Various implementations of the systems and techniques described here above may be implemented in digital electronic circuitry, integrated circuitry, Field Programmable Gate Arrays (FPGAs), Application Specific Integrated Circuits (ASICs), Application Specific Standard Products (ASSPs), system on a chip (SOCs), load programmable logic devices (CPLDs), computer hardware, firmware, software, and/or combinations thereof. These various embodiments may include: implemented in one or more computer programs that are executable and/or interpretable on a programmable system including at least one programmable processor, which may be special or general purpose, receiving data and instructions from, and transmitting data and instructions to, a storage system, at least one input device, and at least one output device.
Program code for implementing the methods of the present disclosure may be written in any combination of one or more programming languages. These program codes may be provided to a processor or controller of a general purpose computer, special purpose computer, or other programmable data processing apparatus, such that the program codes, when executed by the processor or controller, cause the functions/operations specified in the flowchart and/or block diagram to be performed. The program code may execute entirely on the machine, partly on the machine, as a stand-alone software package partly on the machine and partly on a remote machine or entirely on the remote machine or server.

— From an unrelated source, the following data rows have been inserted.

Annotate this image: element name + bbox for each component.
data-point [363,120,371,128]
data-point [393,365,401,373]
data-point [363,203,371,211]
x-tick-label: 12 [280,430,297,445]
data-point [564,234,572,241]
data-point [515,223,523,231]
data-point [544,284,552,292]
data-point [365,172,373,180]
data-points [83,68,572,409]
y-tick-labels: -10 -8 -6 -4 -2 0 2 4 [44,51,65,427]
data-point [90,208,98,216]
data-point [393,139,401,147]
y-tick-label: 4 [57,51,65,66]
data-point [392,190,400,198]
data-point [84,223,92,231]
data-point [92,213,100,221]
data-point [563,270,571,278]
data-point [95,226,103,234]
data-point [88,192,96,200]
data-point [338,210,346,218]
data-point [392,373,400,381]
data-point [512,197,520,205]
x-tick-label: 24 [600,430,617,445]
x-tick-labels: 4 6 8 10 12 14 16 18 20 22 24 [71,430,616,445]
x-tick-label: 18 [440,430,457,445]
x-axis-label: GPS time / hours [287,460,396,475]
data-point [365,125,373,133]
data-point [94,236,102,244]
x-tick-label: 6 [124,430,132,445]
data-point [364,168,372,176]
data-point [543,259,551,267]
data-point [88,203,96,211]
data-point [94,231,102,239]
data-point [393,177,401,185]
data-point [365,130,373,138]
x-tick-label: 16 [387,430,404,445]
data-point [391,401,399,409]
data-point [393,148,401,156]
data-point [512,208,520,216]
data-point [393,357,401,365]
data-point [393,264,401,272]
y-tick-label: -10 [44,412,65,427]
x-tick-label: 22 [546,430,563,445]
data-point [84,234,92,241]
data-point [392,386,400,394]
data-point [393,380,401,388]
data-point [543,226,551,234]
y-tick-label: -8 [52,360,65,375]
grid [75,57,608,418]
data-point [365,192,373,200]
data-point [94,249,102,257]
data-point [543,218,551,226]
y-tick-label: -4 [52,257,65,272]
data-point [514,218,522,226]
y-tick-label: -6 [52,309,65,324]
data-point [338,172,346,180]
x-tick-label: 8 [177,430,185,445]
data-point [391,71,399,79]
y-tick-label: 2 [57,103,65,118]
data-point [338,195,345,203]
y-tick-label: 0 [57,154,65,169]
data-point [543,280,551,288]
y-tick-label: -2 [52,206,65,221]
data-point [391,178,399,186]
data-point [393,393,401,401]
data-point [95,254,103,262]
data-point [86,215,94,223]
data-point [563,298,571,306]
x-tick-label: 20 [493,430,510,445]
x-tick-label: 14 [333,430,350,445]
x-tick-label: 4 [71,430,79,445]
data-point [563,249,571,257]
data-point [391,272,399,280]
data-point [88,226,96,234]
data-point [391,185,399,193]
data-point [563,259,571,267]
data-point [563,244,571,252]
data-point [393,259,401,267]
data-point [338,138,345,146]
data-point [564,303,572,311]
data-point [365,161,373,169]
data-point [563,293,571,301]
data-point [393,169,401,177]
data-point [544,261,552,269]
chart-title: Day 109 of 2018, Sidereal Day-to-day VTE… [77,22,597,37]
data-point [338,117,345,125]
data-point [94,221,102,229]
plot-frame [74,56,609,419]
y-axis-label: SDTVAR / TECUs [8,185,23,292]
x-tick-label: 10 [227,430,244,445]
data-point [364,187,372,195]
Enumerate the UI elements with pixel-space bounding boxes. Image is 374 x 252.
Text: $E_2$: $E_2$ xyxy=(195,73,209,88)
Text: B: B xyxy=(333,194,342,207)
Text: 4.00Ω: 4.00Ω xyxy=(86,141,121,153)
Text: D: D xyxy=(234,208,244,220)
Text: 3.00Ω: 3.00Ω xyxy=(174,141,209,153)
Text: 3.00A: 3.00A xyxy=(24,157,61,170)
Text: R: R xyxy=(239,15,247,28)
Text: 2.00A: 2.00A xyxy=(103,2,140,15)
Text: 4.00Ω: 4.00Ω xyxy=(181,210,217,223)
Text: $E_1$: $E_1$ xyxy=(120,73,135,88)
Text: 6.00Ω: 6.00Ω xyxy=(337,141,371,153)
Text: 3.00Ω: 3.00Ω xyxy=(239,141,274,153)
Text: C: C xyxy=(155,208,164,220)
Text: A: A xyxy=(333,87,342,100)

In the context of this disclosure, a machine-readable medium may be a tangible medium that can contain, or store a program for use by or in connection with an instruction execution system, apparatus, or device. The machine-readable medium may be a machine-readable signal medium or a machine-readable storage medium. A machine-readable medium may include, but is not limited to, an electronic, magnetic, optical, electromagnetic, infrared, or semiconductor system, apparatus, or device, or any suitable combination of the foregoing. More specific examples of a machine-readable storage medium would include an electrical connection based on one or more wires, a portable computer diskette, a hard disk, a Random Access Memory (RAM), a read-only memory (ROM), an erasable programmable read-only memory (EPROM or flash memory), an optical fiber, a portable compact disc read-only memory (CD-ROM), an optical storage device, a magnetic storage device, or any suitable combination of the foregoing.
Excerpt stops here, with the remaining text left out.